The current study revealed that the continuation of smoking during pregnancy is quite common among Palestinian pregnant women. The high prevalence of smoking could be attributed to the increase in the Shish smoking practice among all Arab countries which itself is becoming an acceptable attitude among both men and women. Regression analysis showed that smoking women were at a higher risk of having fetal complications during pregnancy than non-smokers. This result confirmed previous findings whereby smoking in pregnancy is an established risk factor for fetal complications such as SGA [17, 25, 44, 62, 63, 64] and IUGR [65, 66] in plenty of previous studies as a risk factor.
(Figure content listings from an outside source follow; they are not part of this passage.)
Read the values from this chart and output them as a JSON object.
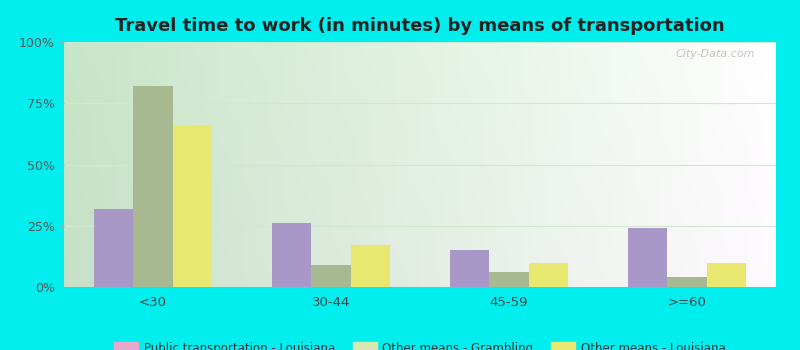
{
  "title": "Travel time to work (in minutes) by means of transportation",
  "categories": [
    "<30",
    "30-44",
    "45-59",
    ">=60"
  ],
  "series": {
    "Public transportation - Louisiana": [
      32,
      26,
      15,
      24
    ],
    "Other means - Grambling": [
      82,
      9,
      6,
      4
    ],
    "Other means - Louisiana": [
      66,
      17,
      10,
      10
    ]
  },
  "bar_colors": {
    "Public transportation - Louisiana": "#a898c8",
    "Other means - Grambling": "#a8b890",
    "Other means - Louisiana": "#e8e870"
  },
  "legend_colors": {
    "Public transportation - Louisiana": "#e8a8cc",
    "Other means - Grambling": "#d8e8b0",
    "Other means - Louisiana": "#e8e870"
  },
  "ylim": [
    0,
    100
  ],
  "yticks": [
    0,
    25,
    50,
    75,
    100
  ],
  "ytick_labels": [
    "0%",
    "25%",
    "50%",
    "75%",
    "100%"
  ],
  "bg_left_color": "#c8e8c0",
  "bg_right_color": "#f0f8f0",
  "figure_bg": "#00eeee",
  "grid_color": "#d0e8d0",
  "bar_width": 0.22,
  "title_fontsize": 13,
  "watermark": "City-Data.com"
}
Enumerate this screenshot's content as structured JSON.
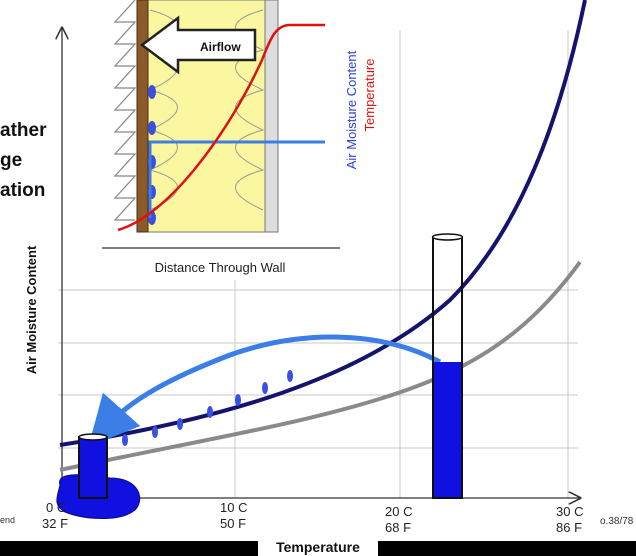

It is well known that cigarette smoking during pregnancy decreases the carrying capacity of oxygen for both fetal and maternal blood, which in turn diminishes the oxygen available to the fetus at the tissue level and further effect fetal oxy-hemoglobin dissociation . Hence, the current study, once again, confirms the importance of smoking as a major risk factor for fetal complications during pregnancy.
Strengths and Limitations
This being one of the first studies to report baseline data regarding maternal and fetal pregnancy complications among Palestinian pregnant women, also has some limitations need to be addressed. There was no information collected about the history of previous pregnancy complications such as previous pre-eclampsia, abortion, PIH or GDM. Moreover, pregnant women who had pre-existing medical problems such as hypertension, diabetes, and epilepsy were not included in the study; this can underestimate the prevalence of complications during pregnancy. However, despite these limitations, we believe this study contributes to the literature related to the identification and evaluation of complications and risk factors of complications occurring during pregnancy.